27. A car travels along a horizontal road which is an
arc of a circle of radius 125m. the greatest speed.
at which the car can travel without slipping is
42km/hr. Find the coefficient of friction between
the tyres of the car and the road surface.
To start solving this problem, we need to use the formula for centripetal force:
F = m * (v^2 / r)
Where:
F is the centripetal force
m is the mass of the car
v is the velocity of the car
r is the radius of the circle
Since the car is not slipping, the frictional force provides the necessary centripetal force. Therefore, we can write:
F_friction = m * (v^2 / r)
The frictional force can also be written as:
F_friction = μ * N
Where:
μ is the coefficient of friction
N is the normal force
The normal force, N, is equal to the weight of the car, so we can write:
N = m * g
Where:
g is the acceleration due to gravity (approximately 9.8 m/s^2)
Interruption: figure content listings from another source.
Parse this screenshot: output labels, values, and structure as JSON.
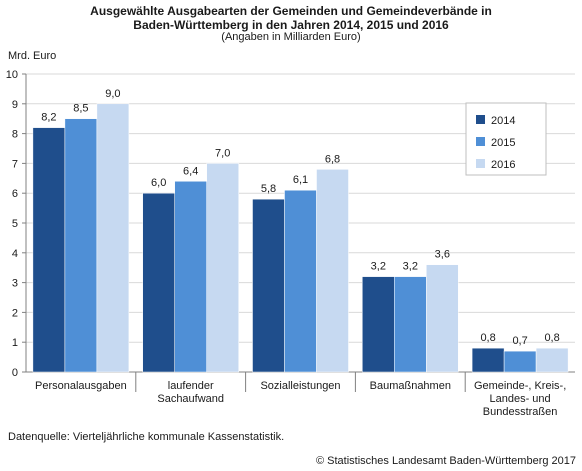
{
  "header": {
    "title_line1": "Ausgewählte Ausgabearten der Gemeinden und Gemeindeverbände in",
    "title_line2": "Baden-Württemberg in den Jahren 2014, 2015 und 2016",
    "subtitle": "(Angaben in Milliarden Euro)"
  },
  "footer": {
    "source": "Datenquelle: Vierteljährliche kommunale Kassenstatistik.",
    "copyright": "© Statistisches Landesamt Baden-Württemberg 2017"
  },
  "chart_data": {
    "type": "bar",
    "title": "Ausgewählte Ausgabearten der Gemeinden und Gemeindeverbände in Baden-Württemberg in den Jahren 2014, 2015 und 2016",
    "subtitle": "(Angaben in Milliarden Euro)",
    "ylabel": "Mrd. Euro",
    "xlabel": "",
    "ylim": [
      0,
      10
    ],
    "yticks": [
      "0",
      "1",
      "2",
      "3",
      "4",
      "5",
      "6",
      "7",
      "8",
      "9",
      "10"
    ],
    "grid": true,
    "legend_position": "top-right",
    "categories": [
      [
        "Personalausgaben"
      ],
      [
        "laufender",
        "Sachaufwand"
      ],
      [
        "Sozialleistungen"
      ],
      [
        "Baumaßnahmen"
      ],
      [
        "Gemeinde-, Kreis-,",
        "Landes- und",
        "Bundesstraßen"
      ]
    ],
    "series": [
      {
        "name": "2014",
        "color": "#1f4e8c",
        "values": [
          8.2,
          6.0,
          5.8,
          3.2,
          0.8
        ],
        "labels": [
          "8,2",
          "6,0",
          "5,8",
          "3,2",
          "0,8"
        ]
      },
      {
        "name": "2015",
        "color": "#4f8fd6",
        "values": [
          8.5,
          6.4,
          6.1,
          3.2,
          0.7
        ],
        "labels": [
          "8,5",
          "6,4",
          "6,1",
          "3,2",
          "0,7"
        ]
      },
      {
        "name": "2016",
        "color": "#c6d9f1",
        "values": [
          9.0,
          7.0,
          6.8,
          3.6,
          0.8
        ],
        "labels": [
          "9,0",
          "7,0",
          "6,8",
          "3,6",
          "0,8"
        ]
      }
    ]
  }
}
Substituting these equations into our original equation, we get:
μ * m * g = m * (v^2 / r)
Simplifying further:
μ * g = v^2 / r
Now we can plug in the given values:
g ≈ 9.8 m/s^2
v = 42 km/hr = (42 * 1000) / 3600 m/s (converting km/hr to m/s)
r = 125 m
Calculating further:
μ * 9.8 = ((42 * 1000) / 3600)^2 / 125
μ * 9.8 = 441 / 125
μ = (441 / 125) * (1 / 9.8)
μ ≈ 0.36
Therefore, the coefficient of friction between the tires of the car and the road surface is approximately 0.36.
To find the coefficient of friction between the tires of the car and the road surface, we need to consider the forces acting on the car while it is making a turn.
1. Identify the known values:
- Radius of the road, r = 125 m
- Maximum speed without slipping, v = 42 km/hr = 11.67 m/s
2. Calculate the acceleration of the car:
The maximum speed is the tangential speed of the car. Using the formula v = ωr, where ω is the angular velocity, we can find the angular velocity:
v = ωr
11.67 = ω * 125
ω = 0.09336 rad/s
Now, using the formula for centripetal acceleration, a = ω^2r, we can calculate the acceleration:
a = (0.09336)^2 * 125
a ≈ 1.17 m/s^2
3. Calculate the net force acting on the car:
The net force is the centripetal force required to keep the car moving in a circle. Using the formula F = ma, the net force can be calculated:
F = m * a
4. Calculate the normal force:
The normal force is the force exerted by the ground on the car and is equal to the weight of the car due to the absence of vertical acceleration. It can be calculated as:
N = m * g
5. Calculate the frictional force:
The frictional force is the force that opposes the motion of the car. It can be calculated as:
f = μ * N
6. Set up an equation for the net force:
Since the net force is equal to the frictional force, we can write:
F = f
7. Substitute the values and solve for the coefficient of friction:
m * a = μ * m * g
a = μ * g
μ = a / g
μ = 1.17 / 9.81
μ ≈ 0.12
Therefore, the coefficient of friction between the tires of the car and the road surface is approximately 0.12.